Materi yang disajikan adalah Pengenalan MPI, Fenomena Pembelajaran Berbasis Multimedia, Optimalisasi Pemanfaatan Multimedia Interaktif dalam Pembelajaran, dan Efektifitas Komunikasi dalam MPI. Setelah penyampaian materi dari berbagai sudut pandang, diadakan diskusi pengkajian program MPI. Dalam diskusi ini, para peserta diberi kesempatan untuk mengkaji program-program MPI yang telah disediakan dan menentukan bentuk inovasi seperti apa yang akan kita kembangkan.

Multimedia akan sangat membantu dalam dunia pendidikan, antara lain bermanfaat untuk mensimulasi hal-hal yang sulit dijelaskan oleh pengajar, membuat pengalaman belajar yang baru dan menarik, meningkatkan pemahaman siswa akan suatu topik sehingga menghemat waktu belajar, mendorong kreatifitas siswa dan guru dalam proses pembelajaran dan kemudian dapat menciptakan inovasi-inovasi baru.

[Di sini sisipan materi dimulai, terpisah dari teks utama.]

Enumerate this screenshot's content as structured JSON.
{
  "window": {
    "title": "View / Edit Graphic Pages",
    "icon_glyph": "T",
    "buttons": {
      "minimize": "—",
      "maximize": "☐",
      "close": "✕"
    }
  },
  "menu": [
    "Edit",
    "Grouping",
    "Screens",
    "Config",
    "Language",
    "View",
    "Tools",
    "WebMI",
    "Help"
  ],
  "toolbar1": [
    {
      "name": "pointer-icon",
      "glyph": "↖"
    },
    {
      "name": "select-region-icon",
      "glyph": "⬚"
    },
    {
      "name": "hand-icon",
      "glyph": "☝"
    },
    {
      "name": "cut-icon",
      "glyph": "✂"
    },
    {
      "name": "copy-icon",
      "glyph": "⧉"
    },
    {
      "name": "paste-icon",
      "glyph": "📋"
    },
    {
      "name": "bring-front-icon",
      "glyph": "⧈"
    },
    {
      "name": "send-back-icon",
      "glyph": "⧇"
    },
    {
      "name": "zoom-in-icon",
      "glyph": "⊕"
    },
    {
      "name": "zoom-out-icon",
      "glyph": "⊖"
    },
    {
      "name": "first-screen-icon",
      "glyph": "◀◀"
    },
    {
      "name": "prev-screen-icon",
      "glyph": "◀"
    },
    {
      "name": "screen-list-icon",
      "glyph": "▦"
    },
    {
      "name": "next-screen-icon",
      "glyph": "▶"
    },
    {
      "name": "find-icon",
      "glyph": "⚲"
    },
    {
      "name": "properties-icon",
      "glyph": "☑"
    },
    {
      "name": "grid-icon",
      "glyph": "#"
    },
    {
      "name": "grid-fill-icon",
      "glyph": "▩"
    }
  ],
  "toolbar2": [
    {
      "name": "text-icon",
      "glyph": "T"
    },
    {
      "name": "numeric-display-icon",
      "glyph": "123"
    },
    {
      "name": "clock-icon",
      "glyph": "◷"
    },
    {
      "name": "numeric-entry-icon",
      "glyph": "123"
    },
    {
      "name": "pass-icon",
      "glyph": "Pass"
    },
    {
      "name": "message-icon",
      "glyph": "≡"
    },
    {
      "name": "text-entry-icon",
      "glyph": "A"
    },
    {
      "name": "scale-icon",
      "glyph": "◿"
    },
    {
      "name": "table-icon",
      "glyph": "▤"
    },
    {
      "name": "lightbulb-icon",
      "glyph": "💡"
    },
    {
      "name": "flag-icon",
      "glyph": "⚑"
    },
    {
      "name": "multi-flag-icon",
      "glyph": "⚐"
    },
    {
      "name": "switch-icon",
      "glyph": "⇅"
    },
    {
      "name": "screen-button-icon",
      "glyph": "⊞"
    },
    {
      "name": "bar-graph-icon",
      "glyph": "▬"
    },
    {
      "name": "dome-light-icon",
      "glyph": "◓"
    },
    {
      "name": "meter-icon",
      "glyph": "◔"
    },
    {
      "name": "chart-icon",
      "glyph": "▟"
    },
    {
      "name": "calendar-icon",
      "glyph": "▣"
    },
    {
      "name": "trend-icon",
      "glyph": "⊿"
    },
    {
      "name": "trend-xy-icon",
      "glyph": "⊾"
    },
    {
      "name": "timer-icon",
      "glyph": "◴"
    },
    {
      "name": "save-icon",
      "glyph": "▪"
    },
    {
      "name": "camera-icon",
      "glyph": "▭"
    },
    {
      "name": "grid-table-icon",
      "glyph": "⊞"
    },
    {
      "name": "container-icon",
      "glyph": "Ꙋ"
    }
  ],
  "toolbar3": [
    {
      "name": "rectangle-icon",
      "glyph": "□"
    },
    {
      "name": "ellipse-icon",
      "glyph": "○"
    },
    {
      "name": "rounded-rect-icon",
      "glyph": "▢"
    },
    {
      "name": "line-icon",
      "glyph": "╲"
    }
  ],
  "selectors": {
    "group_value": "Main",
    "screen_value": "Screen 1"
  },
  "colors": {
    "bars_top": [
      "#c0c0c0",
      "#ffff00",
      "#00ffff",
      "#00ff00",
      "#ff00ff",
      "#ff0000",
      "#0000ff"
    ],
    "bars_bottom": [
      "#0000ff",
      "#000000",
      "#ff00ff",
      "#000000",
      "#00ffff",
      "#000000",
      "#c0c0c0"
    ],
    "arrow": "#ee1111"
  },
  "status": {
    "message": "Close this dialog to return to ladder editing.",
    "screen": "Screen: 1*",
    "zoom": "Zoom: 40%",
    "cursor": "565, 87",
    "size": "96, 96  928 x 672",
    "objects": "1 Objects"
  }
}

Multimedia terdiri dari kombinasi tulisan, gambar, suara, animasi, video dan interaksi. Tetapi Multimedia Pembelajaran Interaktif bukan hanya memindahkan isi buku ke aplikasi multimedia dalam bentuk CD. Pembelajaran adalah suatu proses, jadi peran Guru masih dibutuhkan bukan hanya sebagai pengajar tetapi juga teman belajar siswa. Ini akan menciptakan suasana belajar yang baik untuk terjadinya interaksi dan kreatifitas belajar.

Oleh karena itu, Zeembry banyak mendemokan dari sisi teknis tentang bagaimana memanipulasi elemen-elemen multimedia tersebut sehingga dapat memberikan sensasi pada siswa sebagai rangsangan untuk mempelajari sesuatu. Setiap orang mempunyai kemampuan untuk menjadi kreatif, peran multimedia adalah bagaimana merangsang kreatifitas tersebut.

Tentunya tidak semua materi pelajaran dapat dijadikan pembelajaran Multimedia, peran buku juga masih dibutuhkan untuk menambah wawasan dan pengetahuan siswa. Peran Multimedia dibutuhkan untuk mensimulasikan hal-hal yang mendasar sehingga siswa dapat memahami secara baik untuk kemudian mereka dapat mandiri mengembangkannya. Dan dalam pengkajian tersebut, Guru dan Dosen kemudian memilih pelajaran mana dan dengan media apa bisa dijadikan format Multimedia.

Dunia pendidikan Indonesia sudah memasuki tahap baru untuk memanfaatkan teknologi sebagai alat bantu ajar. Semoga pendidikan Indonesia akan lebih maju dan menciptakan bibit-bibit unggul untuk membangun negara ini.